"Hicaba Azadlıq"
Azerbaycanlı yetkililer, Karabağ meselesiyle ilgili müzakerelerin sonuçsuz kalması halinde savaş seçeneğinin gündeme geleceğini söylüyorlar.
Ermenistan'la savaş ihtimali orta yerde dururken Azerbaycan yönetiminin iç barışı sağlamak ve korumak yerine iç kavgayı kızıştırma yoluna gitmesi anlaşılır şey değil.
Camilerde ezan yasağından sonra şimdi de okullarda başörtüsü yasağı...
Ermenistan'ın taciz ve provokasyonları yetmezmiş gibi bir de kendi hükümetinin taciz ve provokasyonlarıyla uğraşmak zorunda kalıyor Azerbaycan.
Geçen gün Bakü'de 2000 kişi Eğitim Bakanlığı binasının önünde toplanıp "Hicaba Azadlıq" (Başörtüsüne Özgürlük) diye haykırdı, 100 gösterici gözaltına alındı...
Muteber bir âlim "Allah'ın düşmanlarına karşı sonuna kadar mücadele"den bahsediyor, muteber bir yazar 'Ülkemizde ezan ile başörtüsü yasaklanıp hakkı söyleyenler zindana tıkılırken Çeçenistan dağlarında savaşmaya ne hacet?' diye soruyor...
Ortam gerildikçe geriliyor...
Dost üzülüyor, düşman seviniyor...
Peki, Azerbaycan yönetimi ne umuyor bu gerginlikten?
Ezanla, başörtüsüyle, dindar Müslümanlarla ne diye uğraşıyor?
2008 yılının Ocak ayında Bakü'de görüştüğüm Musavat Partisi Genel Başkanı İsa Kamber, bu soruyu şöyle cevaplamıştı:
"İktidarın niyeti dindarları kışkırtmak.
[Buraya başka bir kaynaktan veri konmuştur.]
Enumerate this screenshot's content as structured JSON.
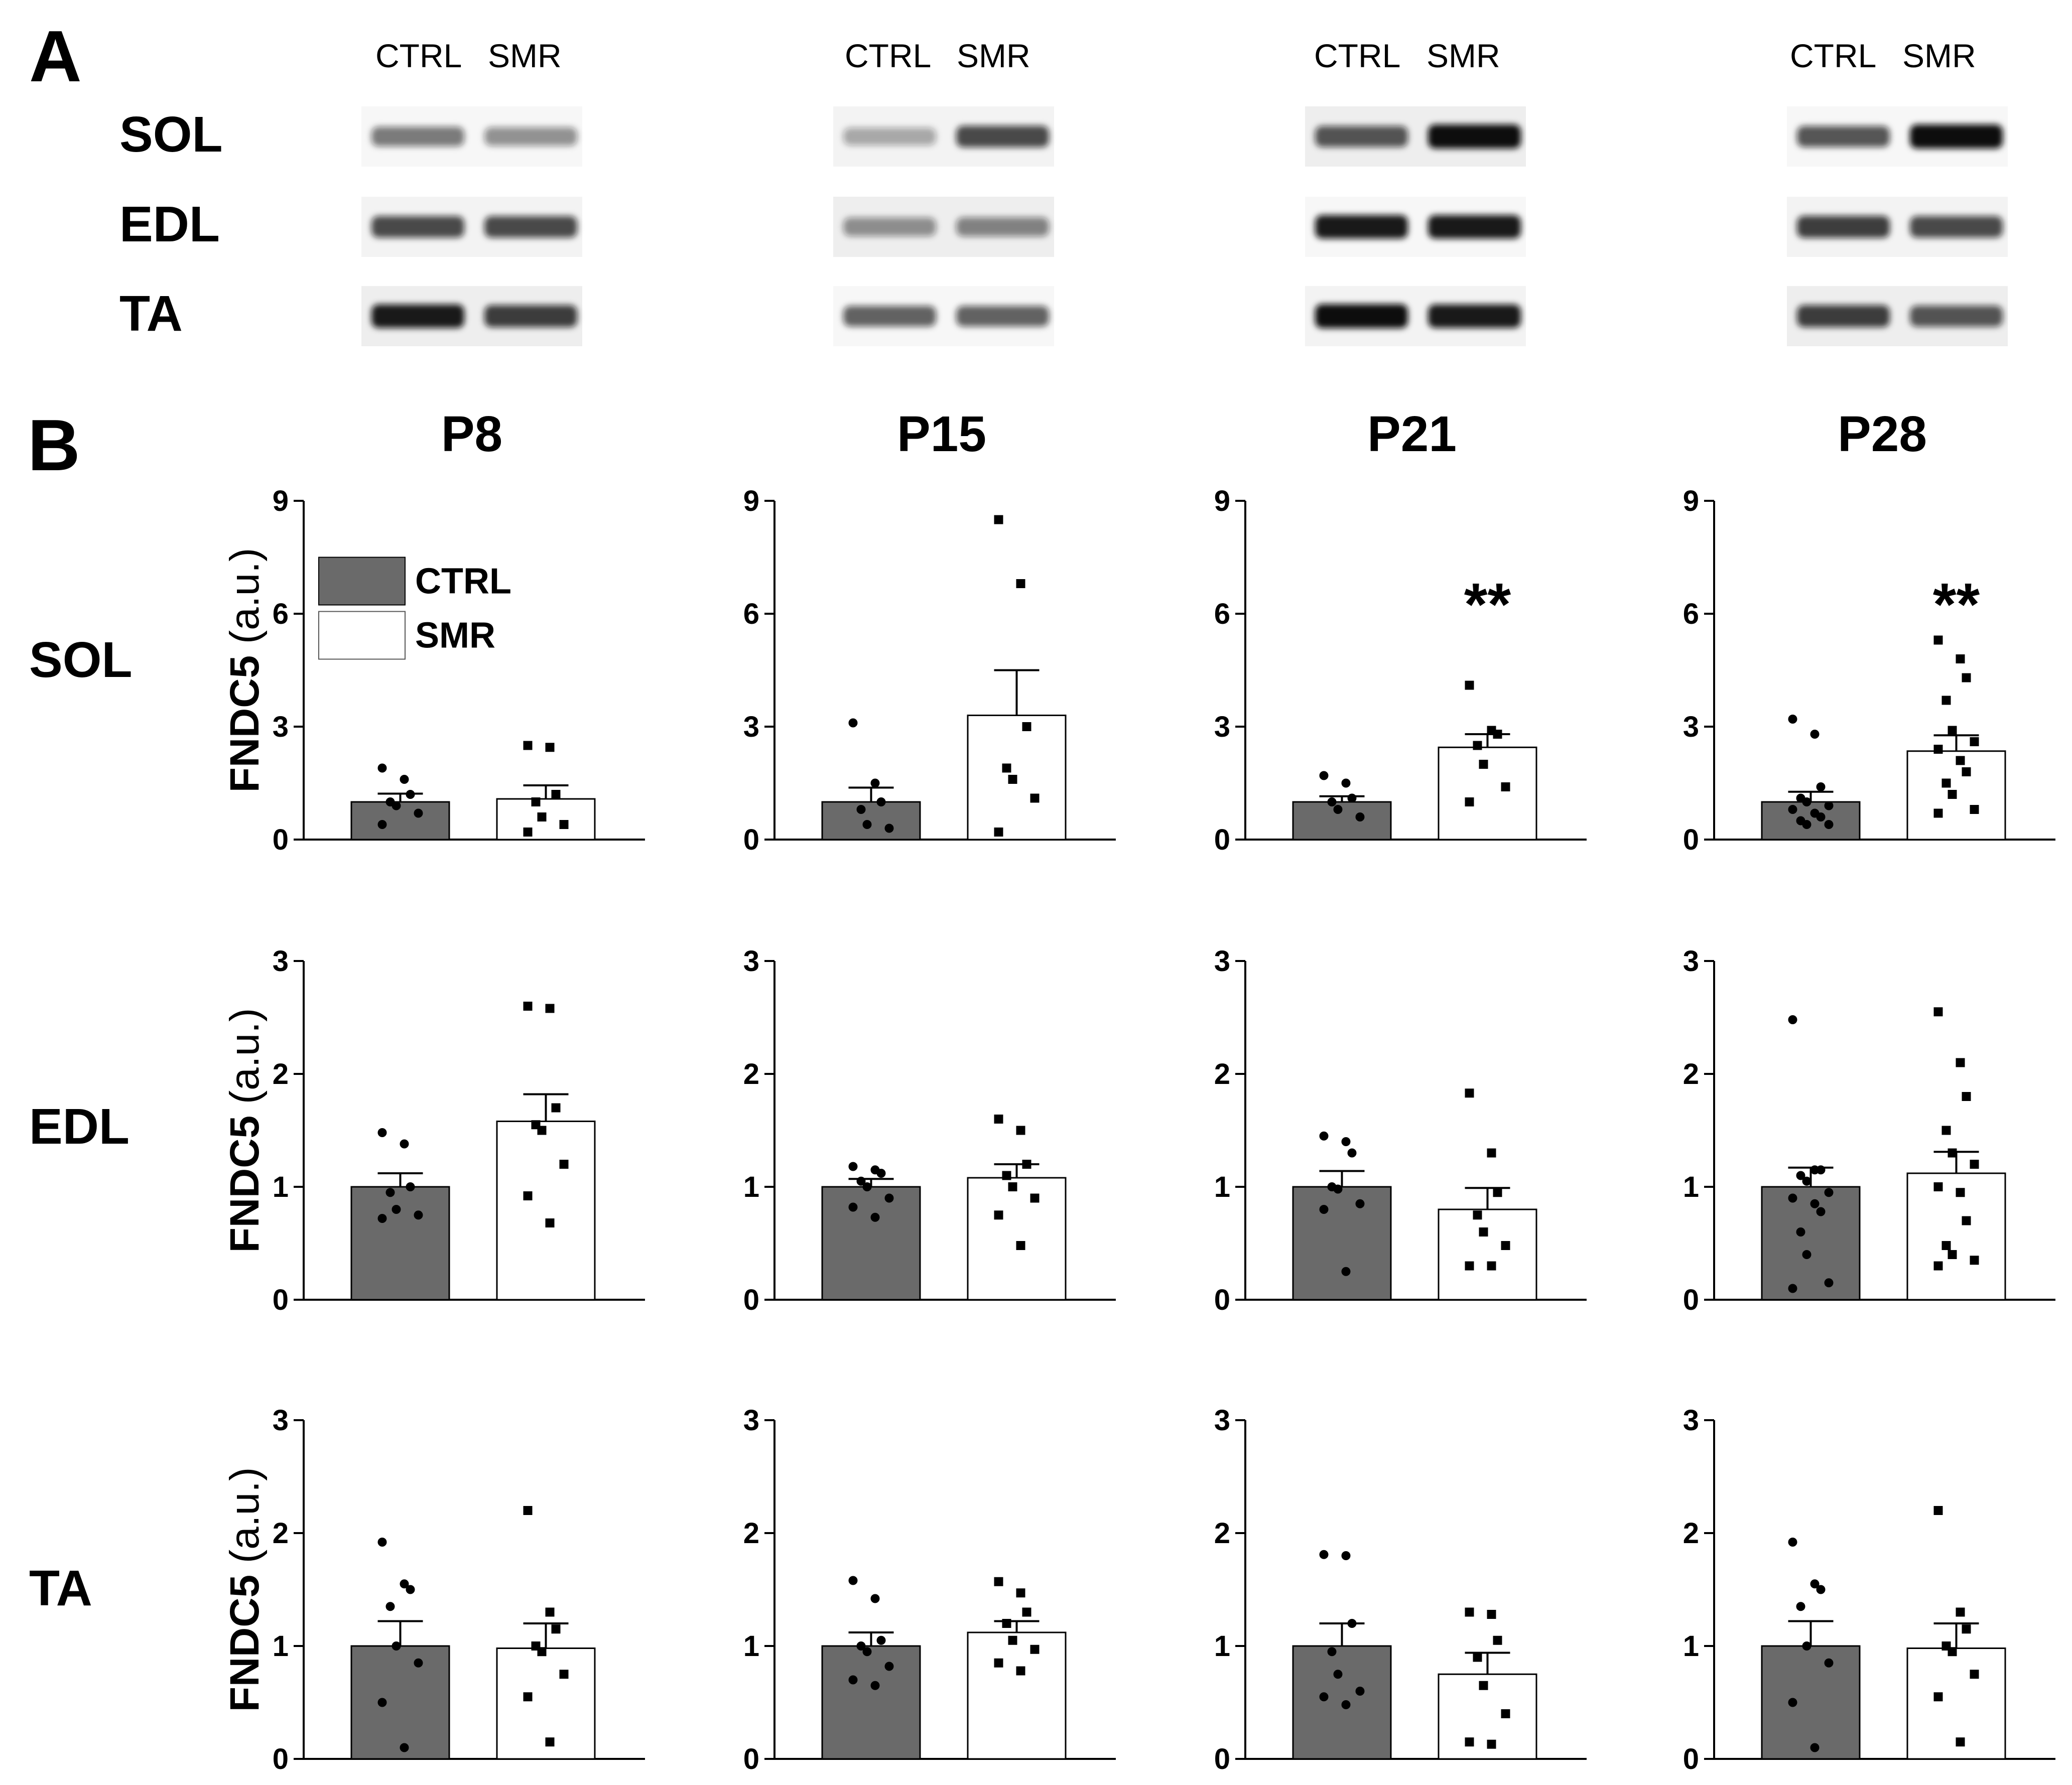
{
  "panel_labels": {
    "a": "A",
    "b": "B"
  },
  "western_blot": {
    "lane_labels": [
      "CTRL",
      "SMR"
    ],
    "muscle_rows": [
      "SOL",
      "EDL",
      "TA"
    ],
    "panels": [
      {
        "timepoint": "P8",
        "intensity": {
          "SOL": [
            0.55,
            0.45
          ],
          "EDL": [
            0.75,
            0.75
          ],
          "TA": [
            0.95,
            0.8
          ]
        }
      },
      {
        "timepoint": "P15",
        "intensity": {
          "SOL": [
            0.35,
            0.75
          ],
          "EDL": [
            0.45,
            0.5
          ],
          "TA": [
            0.65,
            0.65
          ]
        }
      },
      {
        "timepoint": "P21",
        "intensity": {
          "SOL": [
            0.7,
            1.0
          ],
          "EDL": [
            0.95,
            0.95
          ],
          "TA": [
            1.0,
            0.95
          ]
        }
      },
      {
        "timepoint": "P28",
        "intensity": {
          "SOL": [
            0.7,
            1.0
          ],
          "EDL": [
            0.8,
            0.75
          ],
          "TA": [
            0.8,
            0.7
          ]
        }
      }
    ]
  },
  "colors": {
    "ctrl_fill": "#6a6a6a",
    "smr_fill": "#ffffff",
    "axis": "#000000",
    "band": "#111111"
  },
  "chart_data": [
    {
      "type": "bar",
      "muscle": "SOL",
      "timepoint": "P8",
      "title": "P8",
      "ylabel": "FNDC5 (a.u.)",
      "ylim": [
        0,
        9
      ],
      "yticks": [
        0,
        3,
        6,
        9
      ],
      "categories": [
        "CTRL",
        "SMR"
      ],
      "series": [
        {
          "name": "CTRL",
          "mean": 1.0,
          "sem": 0.22,
          "points": [
            1.9,
            1.6,
            1.2,
            1.0,
            0.9,
            0.7,
            0.4
          ]
        },
        {
          "name": "SMR",
          "mean": 1.08,
          "sem": 0.36,
          "points": [
            2.5,
            2.45,
            1.2,
            1.0,
            0.6,
            0.4,
            0.2
          ]
        }
      ],
      "significance": "",
      "legend": [
        "CTRL",
        "SMR"
      ]
    },
    {
      "type": "bar",
      "muscle": "SOL",
      "timepoint": "P15",
      "title": "P15",
      "ylabel": "",
      "ylim": [
        0,
        9
      ],
      "yticks": [
        0,
        3,
        6,
        9
      ],
      "categories": [
        "CTRL",
        "SMR"
      ],
      "series": [
        {
          "name": "CTRL",
          "mean": 1.0,
          "sem": 0.38,
          "points": [
            3.1,
            1.5,
            1.0,
            0.8,
            0.4,
            0.3
          ]
        },
        {
          "name": "SMR",
          "mean": 3.3,
          "sem": 1.2,
          "points": [
            8.5,
            6.8,
            3.0,
            1.9,
            1.6,
            1.1,
            0.2
          ]
        }
      ],
      "significance": ""
    },
    {
      "type": "bar",
      "muscle": "SOL",
      "timepoint": "P21",
      "title": "P21",
      "ylabel": "",
      "ylim": [
        0,
        9
      ],
      "yticks": [
        0,
        3,
        6,
        9
      ],
      "categories": [
        "CTRL",
        "SMR"
      ],
      "series": [
        {
          "name": "CTRL",
          "mean": 1.0,
          "sem": 0.15,
          "points": [
            1.7,
            1.5,
            1.1,
            1.0,
            0.8,
            0.6
          ]
        },
        {
          "name": "SMR",
          "mean": 2.45,
          "sem": 0.35,
          "points": [
            4.1,
            2.9,
            2.8,
            2.5,
            2.0,
            1.4,
            1.0
          ]
        }
      ],
      "significance": "**"
    },
    {
      "type": "bar",
      "muscle": "SOL",
      "timepoint": "P28",
      "title": "P28",
      "ylabel": "",
      "ylim": [
        0,
        9
      ],
      "yticks": [
        0,
        3,
        6,
        9
      ],
      "categories": [
        "CTRL",
        "SMR"
      ],
      "series": [
        {
          "name": "CTRL",
          "mean": 1.0,
          "sem": 0.27,
          "points": [
            3.2,
            2.8,
            1.4,
            1.1,
            1.0,
            0.9,
            0.8,
            0.7,
            0.6,
            0.5,
            0.4,
            0.4
          ]
        },
        {
          "name": "SMR",
          "mean": 2.35,
          "sem": 0.42,
          "points": [
            5.3,
            4.8,
            4.3,
            3.7,
            2.9,
            2.6,
            2.4,
            2.1,
            1.8,
            1.5,
            1.2,
            0.8,
            0.7
          ]
        }
      ],
      "significance": "**"
    },
    {
      "type": "bar",
      "muscle": "EDL",
      "timepoint": "P8",
      "title": "",
      "ylabel": "FNDC5 (a.u.)",
      "ylim": [
        0,
        3
      ],
      "yticks": [
        0,
        1,
        2,
        3
      ],
      "categories": [
        "CTRL",
        "SMR"
      ],
      "series": [
        {
          "name": "CTRL",
          "mean": 1.0,
          "sem": 0.12,
          "points": [
            1.48,
            1.38,
            1.0,
            0.95,
            0.8,
            0.75,
            0.72
          ]
        },
        {
          "name": "SMR",
          "mean": 1.58,
          "sem": 0.24,
          "points": [
            2.6,
            2.58,
            1.7,
            1.55,
            1.5,
            1.2,
            0.92,
            0.68
          ]
        }
      ],
      "significance": ""
    },
    {
      "type": "bar",
      "muscle": "EDL",
      "timepoint": "P15",
      "title": "",
      "ylabel": "",
      "ylim": [
        0,
        3
      ],
      "yticks": [
        0,
        1,
        2,
        3
      ],
      "categories": [
        "CTRL",
        "SMR"
      ],
      "series": [
        {
          "name": "CTRL",
          "mean": 1.0,
          "sem": 0.07,
          "points": [
            1.18,
            1.15,
            1.12,
            1.05,
            1.0,
            0.9,
            0.82,
            0.73
          ]
        },
        {
          "name": "SMR",
          "mean": 1.08,
          "sem": 0.12,
          "points": [
            1.6,
            1.5,
            1.2,
            1.1,
            1.0,
            0.9,
            0.75,
            0.48
          ]
        }
      ],
      "significance": ""
    },
    {
      "type": "bar",
      "muscle": "EDL",
      "timepoint": "P21",
      "title": "",
      "ylabel": "",
      "ylim": [
        0,
        3
      ],
      "yticks": [
        0,
        1,
        2,
        3
      ],
      "categories": [
        "CTRL",
        "SMR"
      ],
      "series": [
        {
          "name": "CTRL",
          "mean": 1.0,
          "sem": 0.14,
          "points": [
            1.45,
            1.4,
            1.3,
            1.0,
            0.98,
            0.85,
            0.8,
            0.25
          ]
        },
        {
          "name": "SMR",
          "mean": 0.8,
          "sem": 0.19,
          "points": [
            1.83,
            1.3,
            0.95,
            0.75,
            0.6,
            0.48,
            0.3,
            0.3
          ]
        }
      ],
      "significance": ""
    },
    {
      "type": "bar",
      "muscle": "EDL",
      "timepoint": "P28",
      "title": "",
      "ylabel": "",
      "ylim": [
        0,
        3
      ],
      "yticks": [
        0,
        1,
        2,
        3
      ],
      "categories": [
        "CTRL",
        "SMR"
      ],
      "series": [
        {
          "name": "CTRL",
          "mean": 1.0,
          "sem": 0.17,
          "points": [
            2.48,
            1.15,
            1.15,
            1.1,
            1.05,
            0.95,
            0.9,
            0.85,
            0.78,
            0.6,
            0.4,
            0.15,
            0.1
          ]
        },
        {
          "name": "SMR",
          "mean": 1.12,
          "sem": 0.19,
          "points": [
            2.55,
            2.1,
            1.8,
            1.5,
            1.3,
            1.2,
            1.0,
            0.95,
            0.7,
            0.48,
            0.4,
            0.35,
            0.3
          ]
        }
      ],
      "significance": ""
    },
    {
      "type": "bar",
      "muscle": "TA",
      "timepoint": "P8",
      "title": "",
      "ylabel": "FNDC5 (a.u.)",
      "ylim": [
        0,
        3
      ],
      "yticks": [
        0,
        1,
        2,
        3
      ],
      "categories": [
        "CTRL",
        "SMR"
      ],
      "series": [
        {
          "name": "CTRL",
          "mean": 1.0,
          "sem": 0.22,
          "points": [
            1.92,
            1.55,
            1.5,
            1.35,
            1.0,
            0.85,
            0.5,
            0.1
          ]
        },
        {
          "name": "SMR",
          "mean": 0.98,
          "sem": 0.22,
          "points": [
            2.2,
            1.3,
            1.15,
            1.0,
            0.95,
            0.75,
            0.55,
            0.15
          ]
        }
      ],
      "significance": ""
    },
    {
      "type": "bar",
      "muscle": "TA",
      "timepoint": "P15",
      "title": "",
      "ylabel": "",
      "ylim": [
        0,
        3
      ],
      "yticks": [
        0,
        1,
        2,
        3
      ],
      "categories": [
        "CTRL",
        "SMR"
      ],
      "series": [
        {
          "name": "CTRL",
          "mean": 1.0,
          "sem": 0.12,
          "points": [
            1.58,
            1.42,
            1.05,
            1.0,
            0.95,
            0.82,
            0.7,
            0.65
          ]
        },
        {
          "name": "SMR",
          "mean": 1.12,
          "sem": 0.1,
          "points": [
            1.57,
            1.47,
            1.3,
            1.2,
            1.05,
            0.97,
            0.85,
            0.78
          ]
        }
      ],
      "significance": ""
    },
    {
      "type": "bar",
      "muscle": "TA",
      "timepoint": "P21",
      "title": "",
      "ylabel": "",
      "ylim": [
        0,
        3
      ],
      "yticks": [
        0,
        1,
        2,
        3
      ],
      "categories": [
        "CTRL",
        "SMR"
      ],
      "series": [
        {
          "name": "CTRL",
          "mean": 1.0,
          "sem": 0.2,
          "points": [
            1.81,
            1.8,
            1.2,
            0.95,
            0.75,
            0.6,
            0.55,
            0.48
          ]
        },
        {
          "name": "SMR",
          "mean": 0.75,
          "sem": 0.19,
          "points": [
            1.3,
            1.28,
            1.05,
            0.9,
            0.65,
            0.4,
            0.15,
            0.13
          ]
        }
      ],
      "significance": ""
    },
    {
      "type": "bar",
      "muscle": "TA",
      "timepoint": "P28",
      "title": "",
      "ylabel": "",
      "ylim": [
        0,
        3
      ],
      "yticks": [
        0,
        1,
        2,
        3
      ],
      "categories": [
        "CTRL",
        "SMR"
      ],
      "series": [
        {
          "name": "CTRL",
          "mean": 1.0,
          "sem": 0.22,
          "points": [
            1.92,
            1.55,
            1.5,
            1.35,
            1.0,
            0.85,
            0.5,
            0.1
          ]
        },
        {
          "name": "SMR",
          "mean": 0.98,
          "sem": 0.22,
          "points": [
            2.2,
            1.3,
            1.15,
            1.0,
            0.95,
            0.75,
            0.55,
            0.15
          ]
        }
      ],
      "significance": ""
    }
  ]
}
Ezanı susturmanın, başörtüsüyle uğraşmanın, sokaklarda dindar insanların sakallarını kesmenin provokasyondan başka izahı olamaz. Cezayir ve Özbekistan'dakine benzer bir tezgâh kurulmakta. Bu ülkelerdeki rejimler dindar insanları 'İslam radikalisti' diye yaftalayarak ezdi ve yapılan zulümlerin binlerce dindar insanı ayaklanmaya sevk etti. Sonuçta ortaya gerçekten 'İslam radikalizmi' gibi bir manzara çıktı ve sözkonusu rejimler o manzara sayesinde Batı'nın desteğini garanti altına aldılar. Seçimlere hile karıştırmak ve gazetecileri siyasi kimlikleri yüzünden hapse tıkmak gibi anti-demokratik uygulamaları yüzünden Batı'nın eleştiri oklarına hedef olan Aliyev iktidarı da, 'İslam radikalizmi' efsanesini kullanarak Batı'yı 'yola getirmeye' çalışıyor."
Aynı soruyu, Elçibey döneminin önde gelen devlet adamlarından Halk Partisi Genel Başkanı Penah Hüseyn'e de sormuştum.
Cevabı:
"İslam dünyasındaki en laik hükümet oldukları mesajını vererek Batı'nın tam desteğini almaya çalışıyorlar."
Bu gidişin nereye varacağını sorduğumda ise şöyle demişti Penah Hüseyn:
"Azerbaycan'da dindarlık artar. Dini sembollere saygısızlık, milletin bu semboller etrafında birleşmesine yol açacaktır. Azerbaycan toplumu zaten hızla dindarlaşıyor. Bu gidişe siyasetin de er veya geç ayak uyduracağına inanıyorum. Biz Müslüman bir toplumuz ve demokrasimiz de Müslümanların demokrasisi olmalı."
Can Azerbaycan'daki gelişmeleri izlemeye devam edeceğiz inşaallah.